Asked about FairPoint's move, an FCC spokesman pointed us to paragraph 25 of that order. Its first sentence says that "if a rate-of-return carrier chooses to offer and provide transmission only to its affiliated Internet service provider on a private carriage basis as an input in the provision of a mass market retail broadband Internet access service, that service would not be a telecommunications service subject to a mandatory contribution obligation." Carriers electing that option have to give the FCC 60 days' notice, the order said.

FairPoint will no longer have to make USF contributions based on the revenue from the wholesale broadband service it's taking private, Hargray's Judy said. He said under traditional Title II, rate-of-return carriers had generally been acting as common carriers in offering their broadband internet transmission services as telecom services.
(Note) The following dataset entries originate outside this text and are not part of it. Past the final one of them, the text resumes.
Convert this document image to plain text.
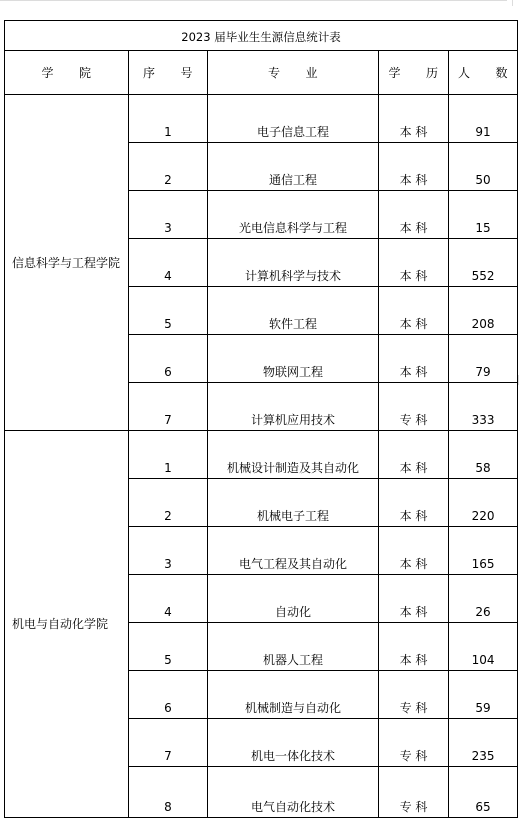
2023 届毕业生生源信息统计表				
学　　院	序　　号	专　　业	学　　历	人　　数
信息科学与工程学院	1	电子信息工程	本 科	91
	2	通信工程	本 科	50
	3	光电信息科学与工程	本 科	15
	4	计算机科学与技术	本 科	552
	5	软件工程	本 科	208
	6	物联网工程	本 科	79
	7	计算机应用技术	专 科	333
机电与自动化学院	1	机械设计制造及其自动化	本 科	58
	2	机械电子工程	本 科	220
	3	电气工程及其自动化	本 科	165
	4	自动化	本 科	26
	5	机器人工程	本 科	104
	6	机械制造与自动化	专 科	59
	7	机电一体化技术	专 科	235
	8	电气自动化技术	专 科	65
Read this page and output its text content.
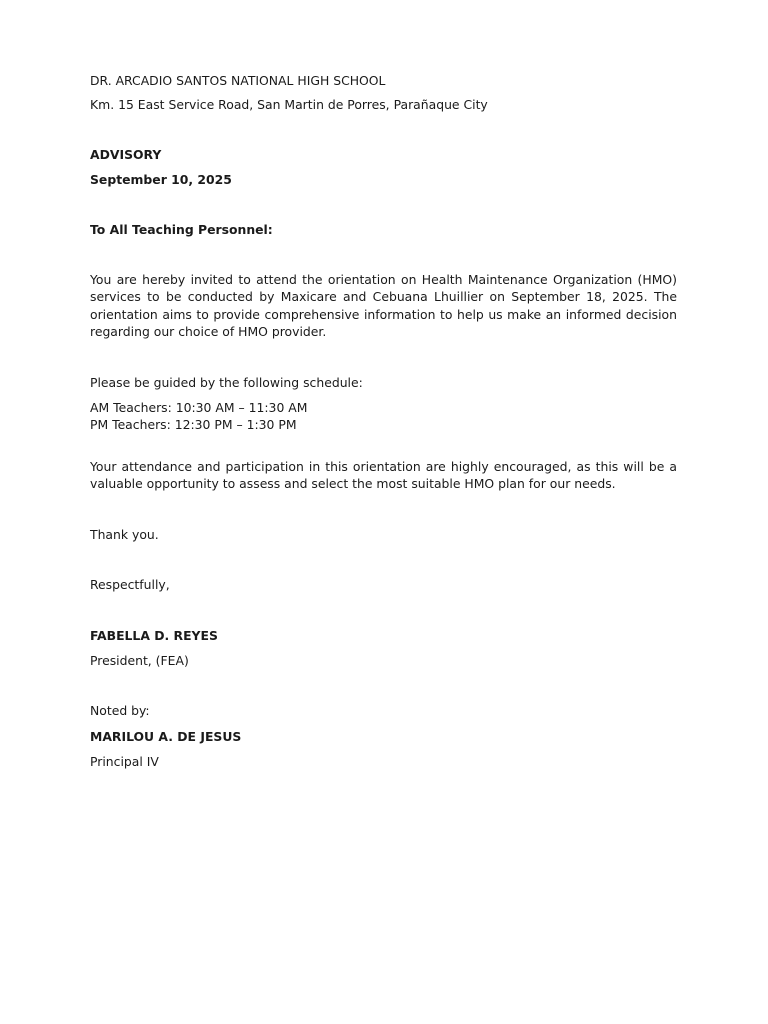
DR. ARCADIO SANTOS NATIONAL HIGH SCHOOL

Km. 15 East Service Road, San Martin de Porres, Parañaque City

ADVISORY

September 10, 2025

To All Teaching Personnel:

You are hereby invited to attend the orientation on Health Maintenance Organization (HMO) services to be conducted by Maxicare and Cebuana Lhuillier on September 18, 2025. The orientation aims to provide comprehensive information to help us make an informed decision regarding our choice of HMO provider.

Please be guided by the following schedule:

AM Teachers: 10:30 AM – 11:30 AM

PM Teachers: 12:30 PM – 1:30 PM

Your attendance and participation in this orientation are highly encouraged, as this will be a valuable opportunity to assess and select the most suitable HMO plan for our needs.

Thank you.

Respectfully,

FABELLA D. REYES

President, (FEA)

Noted by:

MARILOU A. DE JESUS

Principal IV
He said that "theoretically" allows unaffiliated carriers or ISPs to lease out the telecom transmission component, though he wasn't aware of any such arrangements. The classification did subject the carriers' wholesale broadband service to USF assessments, an obligation that will end under private carriage, he said.

Judy confirmed that Hargray is looking at making the same shift as FairPoint announced, and he believes other rate-of-return carriers also will. "I would anticipate you would see similar filings," he said. "The industry is still working out some of the logistics." He said the FCC looked at the potential revenue that could be affected and found it to be "de minimis." Several other rate-of-return telco officials didn't comment. Carriers continue to make USF contributions based on their interstate and international (long-distance) telecom service end-user revenue.

Meanwhile, FCC Republicans voiced concern the agency could assess broadband internet access revenue to fund contributions to USF. Speaking at a news conference after the commission meeting Friday, Commissioner Ajit Pai said the FCC decision to reclassify broadband internet access as a Title II telecom service opened the door to imposing broadband "taxes." He said the last thing consumers want to see is an "additional amount of money extracted from them to fund some of the agency's profligate Universal Service Fund programs."

Commissioner Mike O'Rielly said he agreed with Pai. "It is just a matter of time before they impose this tax, this fee, on Internet access," he said. "I'd be loath to move forward on any plan that's going to raise the costs. ... We have had problems getting our hands around the spending side of universal service. Until you do that, you have deep barriers before I'm going to be supportive. I don't see myself as favoring some type of Internet access universal service tax."